Les images de l’ESA dévoilent effectivement une imposante tache en plein milieu de la baie. Au centre de l’image se trouve également un point de lumière, «dû à la réverbération du bateau», affirme Emmanuel Bourassin, à l’origine du tweet et ingénieur en télédétection et bathymétrie dans un laboratoire dépendant de l’Institut français de recherche pour l’exploitation de la mer (Ifremer), en Nouvelle-Calédonie.

D’après ses calculs, qu’il a partagés avec CheckNews, Emmanuel Bourassin estime l’ordre de grandeur, communiqué par le navire, cohérent avec l’étendue de la tache.

«Pour une fuite de cette superficie, la perte de 100 litres me paraît probable, confirme auprès de CheckNews François Galgani, écotoxicologue à l’Ifremer, à Bastia (Haute-Corse). Une telle quantité à cette échelle, ça reste très limité. C’est insignifiant, ça se disperse très rapidement.» Même son de cloche du côté du Conseil et expertise en pollutions accidentelles des eaux (Cedre), à Brest : «L’épaisseur n’est que de quelques microns.

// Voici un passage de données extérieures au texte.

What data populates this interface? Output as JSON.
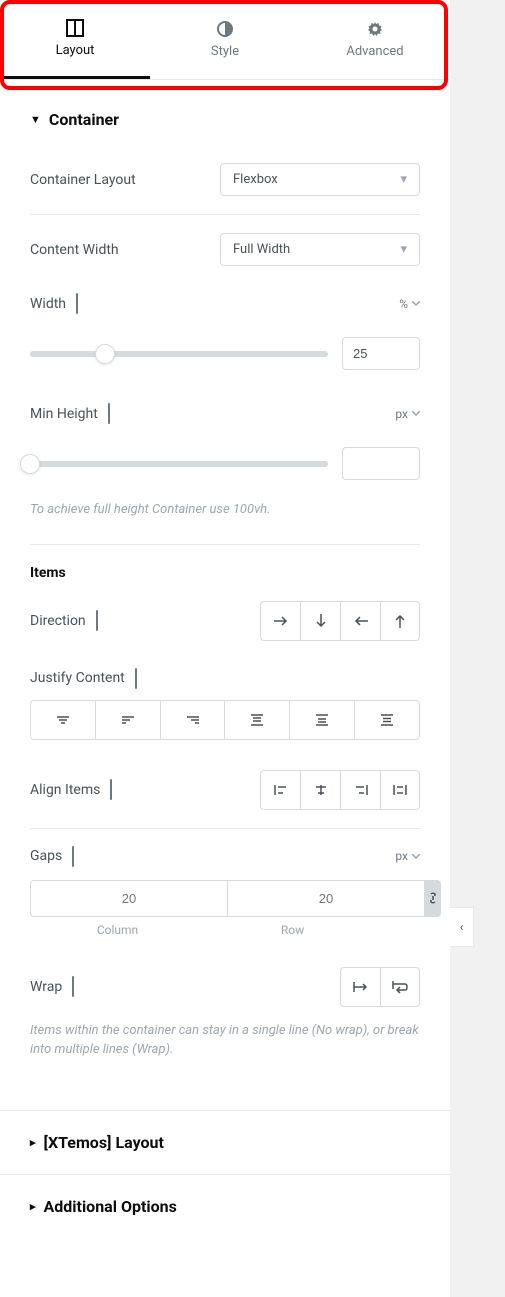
{
  "tabs": {
    "layout": "Layout",
    "style": "Style",
    "advanced": "Advanced"
  },
  "sections": {
    "container": {
      "title": "Container",
      "container_layout": {
        "label": "Container Layout",
        "value": "Flexbox"
      },
      "content_width": {
        "label": "Content Width",
        "value": "Full Width"
      },
      "width": {
        "label": "Width",
        "unit": "%",
        "value": "25",
        "percent": 25
      },
      "min_height": {
        "label": "Min Height",
        "unit": "px",
        "value": ""
      },
      "min_height_hint": "To achieve full height Container use 100vh."
    },
    "items": {
      "title": "Items",
      "direction": {
        "label": "Direction"
      },
      "justify_content": {
        "label": "Justify Content"
      },
      "align_items": {
        "label": "Align Items"
      },
      "gaps": {
        "label": "Gaps",
        "unit": "px",
        "column": "20",
        "row": "20",
        "column_label": "Column",
        "row_label": "Row"
      },
      "wrap": {
        "label": "Wrap"
      },
      "wrap_hint": "Items within the container can stay in a single line (No wrap), or break into multiple lines (Wrap)."
    },
    "xtemos_layout": {
      "title": "[XTemos] Layout"
    },
    "additional_options": {
      "title": "Additional Options"
    }
  }
}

Une goutte d’huile sur l’eau, ça s’étale. C’est pour ça que l’on a des taches si larges», expose son directeur adjoint, Nicolas Tamic.

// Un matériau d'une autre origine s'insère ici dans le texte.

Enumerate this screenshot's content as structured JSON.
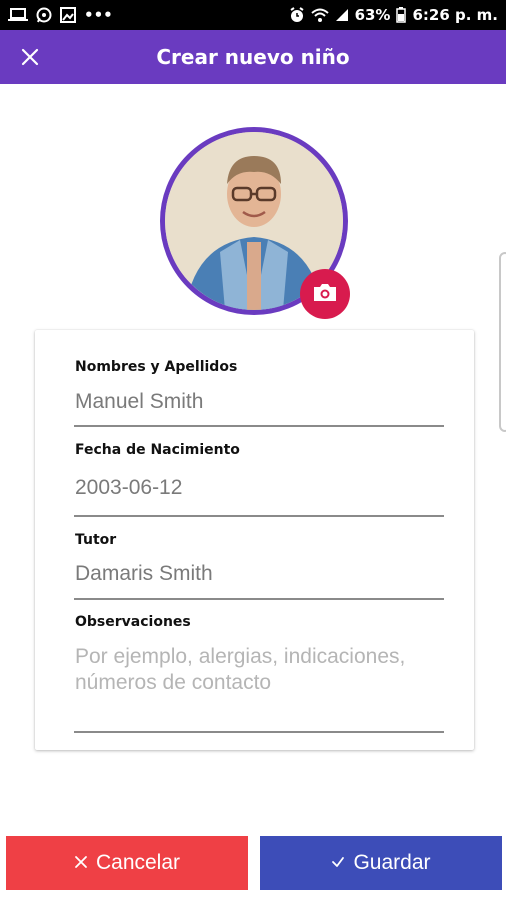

Concrètement, une molécule d’huile hydraulique mesurant entre 1 et 10 nanomètres, détaille Emmanuel Bourassin. On peut donc conclure qu’une zone touchée par une fuite de dix litres peut couvrir entre 10 et 100 km². Ce qui correspond de fait à la zone touchée actuellement dans la baie, d’environ 40km².

«L’huile s’étale, c’est tout»

En termes de conséquences pour la flore et la faune, quelques poissons pourraient être touchés, ainsi que le plancton, selon le chercheur corse : «Mais cela va assez vite se régénérer. Cette histoire prend une ampleur nationale mais des accidents comme celui-ci, il y en a plusieurs par an. Cela n’a rien de surprenant par rapport aux autres gros accidents que l’on peut connaître. Cela prend des proportions parce que l’huile s’étale, c’est tout.»

Dans un communiqué, Ailes Marines, la société en charge du projet de parc éolien, indique que «ce fluide, conçu et développé pour les travaux en mer, est biodégradable selon les critères internationaux de l’OCDE 301B, qui est considéré dans l’industrie comme l’un des plus respectueux de l’environnement» et qu’il «est largement utilisé pour des applications sous-marines, pour les travaux en mer, en raison de son faible impact sur le milieu».

Cette information devra être confirmée par la suite, grâce au prélèvement d’huile hydraulique effectué par les enquêteurs afin d’être remis au Cedre, qui en dira davantage sur la qualité et les caractéristiques du produit. Le bateau était mercredi après-midi en route vers Rotterdam (Pays-Bas), son port d’attache, où il sera examiné.